Chart 1: High Equity Allocations Predict Low Future Returns

3. …The liquid asset ratio at domestic equity funds is at an all-time low of only 2.6%, well below the level seen right before the panic selling in 2008.

Chart 2: Extremely Low Cash Positions in Equity Funds Represent High Risk for the Markets

Source

4. Corporate debt issuance as a percentage of GDP is at a 32-year high and has diverged very startlingly from the high yield default rate. These kinds of things mean revert, and we have already seen spreads widen significantly since September, thus a major sell-off in illiquid high yield bonds is on the way.

Chart 3: Trouble Brewing in the High Yield Sector

Source

5. Markets have only discounted junk bond funds…by 2.65% so far, but the downside is more in the range from -25% (2016 low) to -41% (2008 low).

Chart 4: Markets Have Only Discounted Junk About 2.65%

6. The VIX (fear) index has only jumped from a low of 11.5 to a recent high of 24, far below the typical highs of 40 seen in cyclical corrections and the extreme high of 80 seen in 2008.

Chart 5: VIX Generally Peaks Much Higher than What We’ve Seen So Far in 2018

7. Margin debt is…at the highest levels ever observed, and…this represents a huge additional risk to the markets in the event of a significant sell-off.

Chart 6: Margin Debt at Unprecedented Levels in Modern Era

8. …The NYSE measure of market breadth (New Highs minus New Lows Index, or NYHL) has only dropped to about -600 so far, a far cry from the -1,400 seen in 2016.

Chart 7: NYSE NYHL Index (Market Breadth) Could Drop Much Farther

9. Regional Banks (KRE) are off a whopping 24% in a rising rate environment that was supposed to support better profit margins for the financial sector.

Chart 8: Regional Banks Down 24% from the High in Spite of Rising Rates

10. …The ratio of the KRE index to the UST 3-month bill…[shows] an absolutely stupendous collapse since 2015 and this ratio is still falling.
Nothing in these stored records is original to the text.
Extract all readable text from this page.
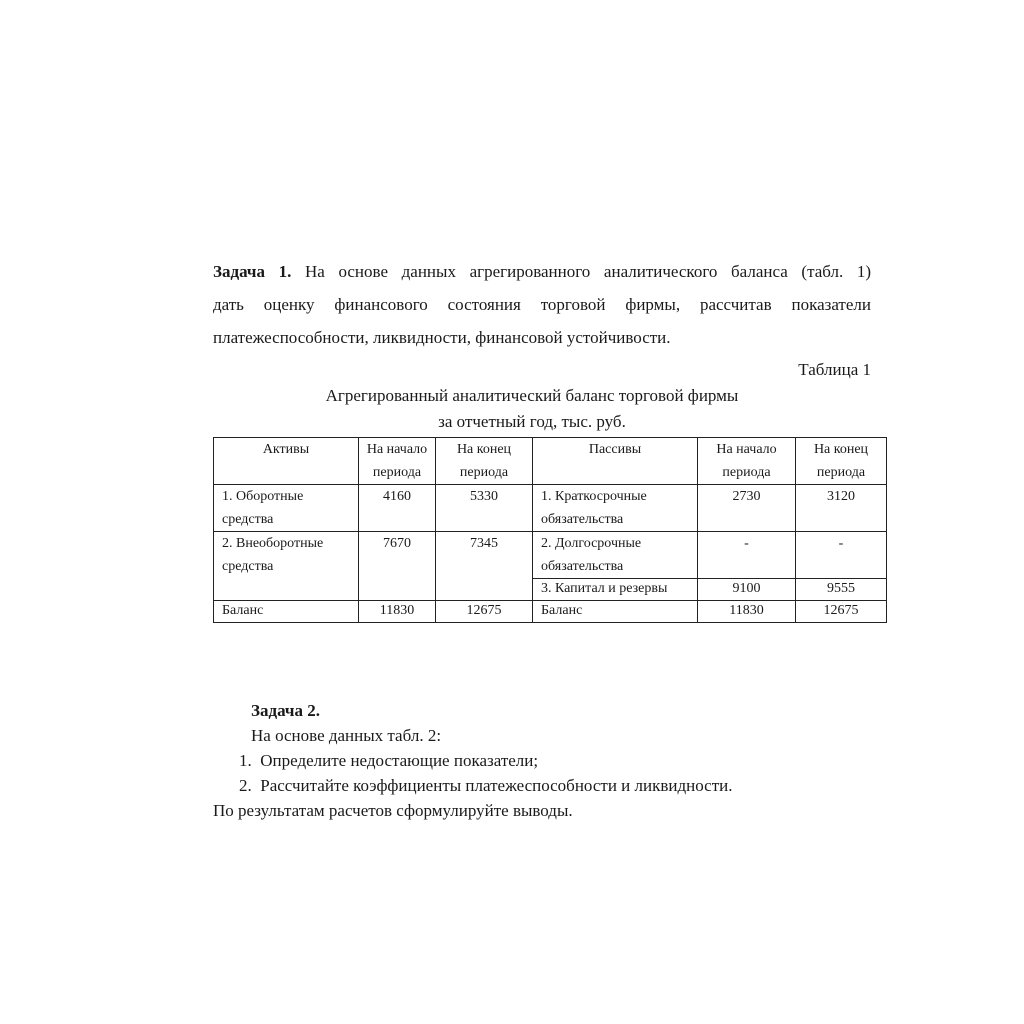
Задача 1. На основе данных агрегированного аналитического баланса (табл. 1)
дать оценку финансового состояния торговой фирмы, рассчитав показатели
платежеспособности, ликвидности, финансовой устойчивости.
Таблица 1
Агрегированный аналитический баланс торговой фирмы
за отчетный год, тыс. руб.
Активы	На начало периода	На конец периода	Пассивы	На начало периода	На конец периода
1. Оборотные средства	4160	5330	1. Краткосрочные обязательства	2730	3120
2. Внеоборотные средства	7670	7345	2. Долгосрочные обязательства	-	-
			3. Капитал и резервы	9100	9555
Баланс	11830	12675	Баланс	11830	12675
Задача 2.
На основе данных табл. 2:
1. Определите недостающие показатели;
2. Рассчитайте коэффициенты платежеспособности и ликвидности.
По результатам расчетов сформулируйте выводы.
The observed degree of decline for this ratio is a bit counterintuitive, and I would suggest that something is clearly wrong. Markets are not really discounting the implications of this.
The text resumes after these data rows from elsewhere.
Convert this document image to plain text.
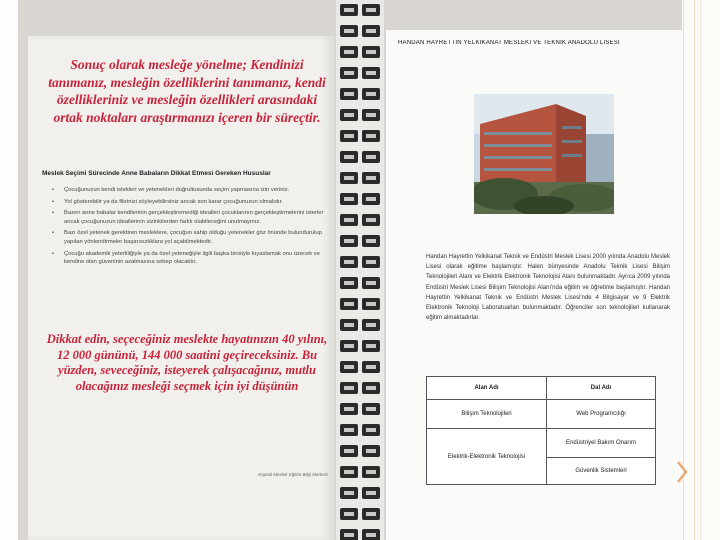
Sonuç olarak mesleğe yönelme; Kendinizi tanımanız, mesleğin özelliklerini tanımanız, kendi özellikleriniz ve mesleğin özellikleri arasındaki ortak noktaları araştırmanızı içeren bir süreçtir.
Meslek Seçimi Sürecinde Anne Babaların Dikkat Etmesi Gereken Hususlar
• Çocuğunuzun kendi istekleri ve yetenekleri doğrultusunda seçim yapmasına izin veriniz.
• Yol gösterebilir ya da fikrinizi söyleyebilirsiniz ancak son karar çocuğunuzun olmalıdır.
• Bazen anne babalar kendilerinin gerçekleştiremediği idealleri çocuklarının gerçekleştirmelerini isterler ancak çocuğunuzun ideallerinin sizinkilerden farklı olabileceğini unutmayınız.
• Bazı özel yetenek gerektiren mesleklere, çocuğun sahip olduğu yetenekler göz önünde bulundurulup yapılan yönlendirmeler başarısızlıklara yol açabilmektedir.
• Çocuğu akademik yeterliliğiyle ya da özel yeteneğiyle ilgili başka birisiyle kıyaslamak onu üzecek ve kendine olan güveninin azalmasına sebep olacaktır.
Dikkat edin, seçeceğiniz meslekte hayatınızın 40 yılını, 12 000 gününü, 144 000 saatini geçireceksiniz. Bu yüzden, seveceğiniz, isteyerek çalışacağınız, mutlu olacağınız mesleği seçmek için iyi düşünün
Kapsül Meslek Eğitim Bilgi Merkezi
HANDAN HAYRETTİN YELKİKANAT MESLEKİ VE TEKNİK ANADOLU LİSESİ
Handan Hayrettin Yelkikanat Teknik ve Endüstri Meslek Lisesi 2000 yılında Anadolu Meslek Lisesi olarak eğitime başlamıştır. Halen bünyesinde Anadolu Teknik Lisesi Bilişim Teknolojileri Alanı ve Elektrik Elektronik Teknolojisi Alanı bulunmaktadır. Ayrıca 2009 yılında Endüstri Meslek Lisesi Bilişim Teknolojisi Alanı'nda eğitim ve öğretime başlamıştır. Handan Hayrettin Yelkikanat Teknik ve Endüstri Meslek Lisesi'nde 4 Bilgisayar ve 9 Elektrik Elektronik Teknoloji Laboratuarları bulunmaktadır. Öğrenciler son teknolojileri kullanarak eğitim almaktadırlar.
Alan Adı	Dal Adı
Bilişim Teknolojileri	Web Programcılığı
Elektrik-Elektronik Teknolojisi	Endüstriyel Bakım Onarım
	Güvenlik Sistemleri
Chart 9: Regional Banks vs. UST-3 Month Down Much More Than Would Normally Be Expected

11. …The end of the credit cycle appears to be upon us, with the credit impulse (rate of change in credit) falling into negative territory.
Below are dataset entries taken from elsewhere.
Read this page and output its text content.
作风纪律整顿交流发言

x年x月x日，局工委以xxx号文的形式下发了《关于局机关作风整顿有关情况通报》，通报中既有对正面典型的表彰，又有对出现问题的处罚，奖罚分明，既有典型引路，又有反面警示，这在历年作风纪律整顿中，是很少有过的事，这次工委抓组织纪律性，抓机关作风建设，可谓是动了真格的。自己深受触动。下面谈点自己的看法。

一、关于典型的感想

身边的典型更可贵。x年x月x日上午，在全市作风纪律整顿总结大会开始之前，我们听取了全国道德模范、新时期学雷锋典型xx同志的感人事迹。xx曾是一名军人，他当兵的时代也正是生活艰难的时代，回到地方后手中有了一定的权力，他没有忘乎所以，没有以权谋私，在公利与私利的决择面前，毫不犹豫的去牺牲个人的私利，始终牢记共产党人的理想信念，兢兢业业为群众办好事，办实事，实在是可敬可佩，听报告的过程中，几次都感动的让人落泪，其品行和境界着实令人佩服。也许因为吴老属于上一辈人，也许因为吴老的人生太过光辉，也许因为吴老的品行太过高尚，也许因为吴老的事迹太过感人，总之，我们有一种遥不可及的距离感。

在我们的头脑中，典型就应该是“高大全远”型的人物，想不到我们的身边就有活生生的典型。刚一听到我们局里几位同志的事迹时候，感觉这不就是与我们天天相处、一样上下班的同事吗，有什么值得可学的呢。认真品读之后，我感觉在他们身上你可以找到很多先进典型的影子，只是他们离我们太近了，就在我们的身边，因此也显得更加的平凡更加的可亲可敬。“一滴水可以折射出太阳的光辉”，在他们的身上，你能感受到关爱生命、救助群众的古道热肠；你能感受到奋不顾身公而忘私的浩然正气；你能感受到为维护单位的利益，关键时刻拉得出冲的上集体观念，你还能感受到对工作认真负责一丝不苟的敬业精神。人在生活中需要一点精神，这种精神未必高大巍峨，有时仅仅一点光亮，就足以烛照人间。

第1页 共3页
Chart 10: US Credit Impulse Now Negative

12. Corporate debt/GDP at a peak level seen only in association with the end of the cycle.

Chart 11: Corporate Debt/GDP Suggests End of Credit Cycle

Source

13. It would appear that recession cannot be very far behind, as JPMorgan Chase & Co. analysts have pointed out recently…and others have independently calculated.

Chart 12: Recession Odds Appear to Be Surging Higher

Source

Conclusion

Given all of the indicators and risks mentioned above, it would seem prudent to adopt a defensive portfolio posture…Invest some money in:

  • SPDR Gold Shares Trust (GLD), but only as a short-term hedging trade, not a buy-and-hold position,
  • iShares Gold Trust (IAU) as an alternative ETF that may be safer for those who want to hold it for a somewhat longer period of time,
  • physical gold as it is the safest form of gold in the event of a true financial apocalypse…
  • and those in a more defensive frame of mind because of the expected eventual market slide should also hold some long Treasuries.

…In the end, those who own long-term Treasuries and gold will make a lot of money in the next 12-36 months, and those holding stocks will writhe in pain at their enormous paper losses…”

(*The author’s views and conclusions are unaltered and no personal comments have been included to maintain the integrity of the original article. Furthermore, the views, conclusions and any recommendations offered in this article are not to be construed as an endorsement of such by the editor.)